Fig. 3: Simmering outperforms ensembled early stopping and dropout on the CIFAR-1025 (panel a) and Portuguese-English TED talk transcript translation27 (panel b) datasets.
From: Sufficient is better than optimal for training neural networks

Simmering’s ensemble prediction (rectangular marker) achieves both the highest accuracy and the most significant ensembling improvement (rectangular marker vs. round markers), with the latter indicating that the advantage of simmering extends beyond just ensembling. In contrast, the early stopped ensemble accuracy (rectangular marker) does not exceed that of its ensemble members (round markers) for both training tasks. For the CIFAR-10 dataset, we employed the ConvNet architecture26, and all non-simmering cases were learned via stochastic gradient descent. The early stopping ensemble consists of 100 independently optimized early stopped models, with an average training duration of 14.56 epochs. Dropout and ab initio simmering each trained for 20 epochs, and the models corresponding to the last 2000 weight updates contributed to the simmering ensemble. We used dropout’s inference mode prediction as its ensemble prediction,38 and aggregated the early stopping and simmering ensembles via majority voting. For the translation task, we trained a reduced version (described in Supplementary Methods) of the Transformer architecture presented in Ref. 18 with a pre-trained BERT tokenizer,35 and assessed accuracy via teacher-forced token prediction accuracy. We fixed the learning rate for all cases, and trained non-simmering cases with the Adam optimizer.16 The early stopping ensemble consists of 10 independently trained models, with an average training time of 53.1 epochs, aggregated with majority voting.

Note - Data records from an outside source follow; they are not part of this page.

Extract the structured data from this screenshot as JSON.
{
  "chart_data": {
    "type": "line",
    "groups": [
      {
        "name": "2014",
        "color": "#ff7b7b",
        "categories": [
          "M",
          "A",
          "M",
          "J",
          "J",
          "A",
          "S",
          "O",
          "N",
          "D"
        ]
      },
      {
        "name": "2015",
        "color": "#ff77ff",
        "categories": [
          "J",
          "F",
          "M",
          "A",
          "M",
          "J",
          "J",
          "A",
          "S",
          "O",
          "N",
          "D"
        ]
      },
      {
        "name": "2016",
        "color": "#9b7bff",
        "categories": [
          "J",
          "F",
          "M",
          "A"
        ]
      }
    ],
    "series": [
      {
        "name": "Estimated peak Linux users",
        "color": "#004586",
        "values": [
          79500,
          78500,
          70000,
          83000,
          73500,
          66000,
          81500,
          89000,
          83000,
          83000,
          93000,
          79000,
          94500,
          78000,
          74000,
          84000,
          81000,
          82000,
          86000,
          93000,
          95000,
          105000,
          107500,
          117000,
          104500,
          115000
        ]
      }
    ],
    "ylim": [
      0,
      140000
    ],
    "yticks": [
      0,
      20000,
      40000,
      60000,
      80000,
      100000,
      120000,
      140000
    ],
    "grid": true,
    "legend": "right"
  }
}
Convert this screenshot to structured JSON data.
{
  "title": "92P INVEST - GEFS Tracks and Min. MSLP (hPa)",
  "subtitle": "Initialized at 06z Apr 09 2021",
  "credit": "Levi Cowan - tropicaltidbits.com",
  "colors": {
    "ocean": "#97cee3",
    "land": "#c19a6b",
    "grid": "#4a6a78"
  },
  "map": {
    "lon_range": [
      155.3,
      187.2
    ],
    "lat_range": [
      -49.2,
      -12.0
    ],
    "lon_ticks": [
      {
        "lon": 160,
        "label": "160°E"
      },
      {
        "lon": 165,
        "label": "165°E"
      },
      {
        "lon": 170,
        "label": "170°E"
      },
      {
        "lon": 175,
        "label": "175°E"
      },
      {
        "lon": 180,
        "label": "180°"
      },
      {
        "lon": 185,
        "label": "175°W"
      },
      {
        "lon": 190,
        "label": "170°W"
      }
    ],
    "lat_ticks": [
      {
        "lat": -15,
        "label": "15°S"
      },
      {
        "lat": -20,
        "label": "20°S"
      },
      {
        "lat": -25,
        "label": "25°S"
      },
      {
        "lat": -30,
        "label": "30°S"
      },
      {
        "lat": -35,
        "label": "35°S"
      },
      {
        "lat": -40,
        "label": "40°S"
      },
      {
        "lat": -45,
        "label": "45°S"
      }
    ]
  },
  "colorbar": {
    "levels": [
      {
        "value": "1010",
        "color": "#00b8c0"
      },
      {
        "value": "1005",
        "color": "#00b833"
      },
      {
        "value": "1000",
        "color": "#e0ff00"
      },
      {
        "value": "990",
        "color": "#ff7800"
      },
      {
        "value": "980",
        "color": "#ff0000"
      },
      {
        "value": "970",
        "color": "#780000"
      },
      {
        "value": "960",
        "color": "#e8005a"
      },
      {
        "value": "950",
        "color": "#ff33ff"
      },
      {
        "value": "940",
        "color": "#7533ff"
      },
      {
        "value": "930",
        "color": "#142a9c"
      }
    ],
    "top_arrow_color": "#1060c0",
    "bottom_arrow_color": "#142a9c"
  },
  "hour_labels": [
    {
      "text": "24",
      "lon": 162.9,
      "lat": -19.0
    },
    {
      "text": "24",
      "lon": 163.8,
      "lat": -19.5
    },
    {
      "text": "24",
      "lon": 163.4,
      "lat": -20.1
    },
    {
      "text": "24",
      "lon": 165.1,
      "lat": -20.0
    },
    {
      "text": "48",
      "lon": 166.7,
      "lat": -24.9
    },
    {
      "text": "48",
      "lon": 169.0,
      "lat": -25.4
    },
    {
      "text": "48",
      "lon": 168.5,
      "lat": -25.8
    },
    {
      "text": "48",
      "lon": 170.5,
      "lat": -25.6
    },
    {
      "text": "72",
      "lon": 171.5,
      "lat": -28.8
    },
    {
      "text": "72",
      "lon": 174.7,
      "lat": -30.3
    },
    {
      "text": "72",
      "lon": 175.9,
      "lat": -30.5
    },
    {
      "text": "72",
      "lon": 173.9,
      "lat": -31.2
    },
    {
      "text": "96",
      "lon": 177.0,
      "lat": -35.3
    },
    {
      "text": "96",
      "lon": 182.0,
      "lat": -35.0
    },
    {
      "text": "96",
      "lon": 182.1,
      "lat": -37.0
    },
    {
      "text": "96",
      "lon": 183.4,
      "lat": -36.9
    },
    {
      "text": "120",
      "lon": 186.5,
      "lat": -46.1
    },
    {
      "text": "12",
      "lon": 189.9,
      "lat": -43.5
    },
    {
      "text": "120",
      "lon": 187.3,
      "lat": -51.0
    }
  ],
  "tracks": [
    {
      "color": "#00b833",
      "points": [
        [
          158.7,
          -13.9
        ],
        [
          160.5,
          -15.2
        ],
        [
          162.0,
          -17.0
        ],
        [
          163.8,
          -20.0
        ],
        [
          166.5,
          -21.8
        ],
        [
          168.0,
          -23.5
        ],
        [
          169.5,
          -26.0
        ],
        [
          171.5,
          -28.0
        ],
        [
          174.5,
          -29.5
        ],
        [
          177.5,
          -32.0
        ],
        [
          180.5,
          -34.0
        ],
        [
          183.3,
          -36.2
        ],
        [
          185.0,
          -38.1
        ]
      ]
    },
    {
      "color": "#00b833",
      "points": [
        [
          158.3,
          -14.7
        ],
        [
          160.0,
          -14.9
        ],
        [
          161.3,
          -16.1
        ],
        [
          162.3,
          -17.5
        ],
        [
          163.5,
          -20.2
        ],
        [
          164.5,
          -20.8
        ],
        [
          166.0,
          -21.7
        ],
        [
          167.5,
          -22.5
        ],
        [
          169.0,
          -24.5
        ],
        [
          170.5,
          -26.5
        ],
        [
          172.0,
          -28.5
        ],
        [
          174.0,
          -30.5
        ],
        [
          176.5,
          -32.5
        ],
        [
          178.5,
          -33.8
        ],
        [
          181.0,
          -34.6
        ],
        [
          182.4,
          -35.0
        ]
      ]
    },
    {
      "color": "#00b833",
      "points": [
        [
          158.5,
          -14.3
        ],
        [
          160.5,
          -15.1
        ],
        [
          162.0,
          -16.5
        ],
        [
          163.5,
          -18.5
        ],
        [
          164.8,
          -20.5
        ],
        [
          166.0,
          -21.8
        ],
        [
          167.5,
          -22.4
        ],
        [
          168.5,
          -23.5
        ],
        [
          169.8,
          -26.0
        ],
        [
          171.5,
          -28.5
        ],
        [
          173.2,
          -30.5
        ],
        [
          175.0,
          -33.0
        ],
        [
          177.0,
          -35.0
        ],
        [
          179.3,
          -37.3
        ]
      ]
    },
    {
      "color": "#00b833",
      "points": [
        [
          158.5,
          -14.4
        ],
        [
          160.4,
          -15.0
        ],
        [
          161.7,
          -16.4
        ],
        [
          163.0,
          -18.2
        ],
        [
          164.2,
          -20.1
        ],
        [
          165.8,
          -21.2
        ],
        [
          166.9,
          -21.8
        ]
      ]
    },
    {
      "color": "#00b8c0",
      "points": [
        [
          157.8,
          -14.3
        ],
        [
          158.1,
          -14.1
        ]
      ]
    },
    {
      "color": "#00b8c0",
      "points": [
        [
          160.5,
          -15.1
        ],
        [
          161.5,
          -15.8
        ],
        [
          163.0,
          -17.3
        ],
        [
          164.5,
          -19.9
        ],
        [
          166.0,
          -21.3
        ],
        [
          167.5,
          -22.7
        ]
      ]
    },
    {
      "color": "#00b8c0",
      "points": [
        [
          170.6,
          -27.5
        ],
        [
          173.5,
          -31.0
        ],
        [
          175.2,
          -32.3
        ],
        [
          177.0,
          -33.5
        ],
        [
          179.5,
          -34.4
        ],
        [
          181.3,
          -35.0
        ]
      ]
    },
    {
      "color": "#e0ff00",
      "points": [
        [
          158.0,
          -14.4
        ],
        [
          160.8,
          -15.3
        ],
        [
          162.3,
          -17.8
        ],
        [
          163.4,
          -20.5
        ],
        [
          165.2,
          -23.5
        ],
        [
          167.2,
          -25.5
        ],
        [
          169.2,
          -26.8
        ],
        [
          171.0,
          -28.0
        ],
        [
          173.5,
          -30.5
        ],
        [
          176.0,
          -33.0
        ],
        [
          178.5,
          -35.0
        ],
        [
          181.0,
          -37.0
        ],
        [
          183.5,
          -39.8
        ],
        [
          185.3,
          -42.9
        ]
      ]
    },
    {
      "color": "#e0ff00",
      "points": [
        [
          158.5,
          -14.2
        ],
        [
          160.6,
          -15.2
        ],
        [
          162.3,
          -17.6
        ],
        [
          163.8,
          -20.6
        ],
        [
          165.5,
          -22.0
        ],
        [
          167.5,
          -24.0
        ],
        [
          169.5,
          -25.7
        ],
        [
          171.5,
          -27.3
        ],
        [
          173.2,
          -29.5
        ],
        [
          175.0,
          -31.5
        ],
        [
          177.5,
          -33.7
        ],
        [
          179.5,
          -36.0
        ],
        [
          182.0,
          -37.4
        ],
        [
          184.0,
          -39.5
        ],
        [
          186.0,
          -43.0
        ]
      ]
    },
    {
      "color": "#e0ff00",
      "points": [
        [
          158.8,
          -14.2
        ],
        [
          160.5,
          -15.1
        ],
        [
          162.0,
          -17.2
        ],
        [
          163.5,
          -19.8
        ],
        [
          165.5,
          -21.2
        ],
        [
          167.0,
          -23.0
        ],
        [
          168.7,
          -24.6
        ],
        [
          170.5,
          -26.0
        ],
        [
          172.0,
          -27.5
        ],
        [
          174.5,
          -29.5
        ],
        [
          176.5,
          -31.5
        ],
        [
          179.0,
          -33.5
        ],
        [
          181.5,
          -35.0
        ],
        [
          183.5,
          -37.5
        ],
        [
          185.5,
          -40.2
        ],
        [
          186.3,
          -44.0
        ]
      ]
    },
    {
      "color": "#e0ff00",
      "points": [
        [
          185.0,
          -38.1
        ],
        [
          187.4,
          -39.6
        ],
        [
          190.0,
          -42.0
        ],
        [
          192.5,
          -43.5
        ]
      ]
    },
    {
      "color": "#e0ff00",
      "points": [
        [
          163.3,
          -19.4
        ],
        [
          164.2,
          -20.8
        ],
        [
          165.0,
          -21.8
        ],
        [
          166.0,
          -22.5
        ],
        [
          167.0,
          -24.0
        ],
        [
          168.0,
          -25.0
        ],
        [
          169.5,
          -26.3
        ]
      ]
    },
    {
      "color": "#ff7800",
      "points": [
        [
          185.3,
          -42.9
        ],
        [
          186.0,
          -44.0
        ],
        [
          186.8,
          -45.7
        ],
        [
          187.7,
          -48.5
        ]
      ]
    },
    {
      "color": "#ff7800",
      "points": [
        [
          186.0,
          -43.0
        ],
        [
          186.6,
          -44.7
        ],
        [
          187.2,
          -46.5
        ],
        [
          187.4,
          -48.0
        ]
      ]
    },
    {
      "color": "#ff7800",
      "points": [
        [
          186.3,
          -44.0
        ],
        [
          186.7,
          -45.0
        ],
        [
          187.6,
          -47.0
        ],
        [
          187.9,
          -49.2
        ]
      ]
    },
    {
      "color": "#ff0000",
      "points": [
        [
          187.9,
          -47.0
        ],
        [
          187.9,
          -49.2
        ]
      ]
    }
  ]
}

We optimized a model with dropout for 60 epochs and used its inference mode as its ensemble prediction. Accuracy convergence curves for both training tasks are shown in Supplementary Figs. 1, 2, and additional comparison implementation information is detailed in Supplementary Methods. The simmering ensemble exceeded the test accuracy of all other cases after only 21 training epochs, with a majority-voted ensemble prediction from 200 models sampled during the last epoch. For equivalent training time, ab initio simmering produces more accurate predictions than other ensembled overfitting mitigation techniques on the CIFAR-10 dataset. However, simmering can both accelerate training and exceed the accuracy of other overfitting techniques on a natural language processing task.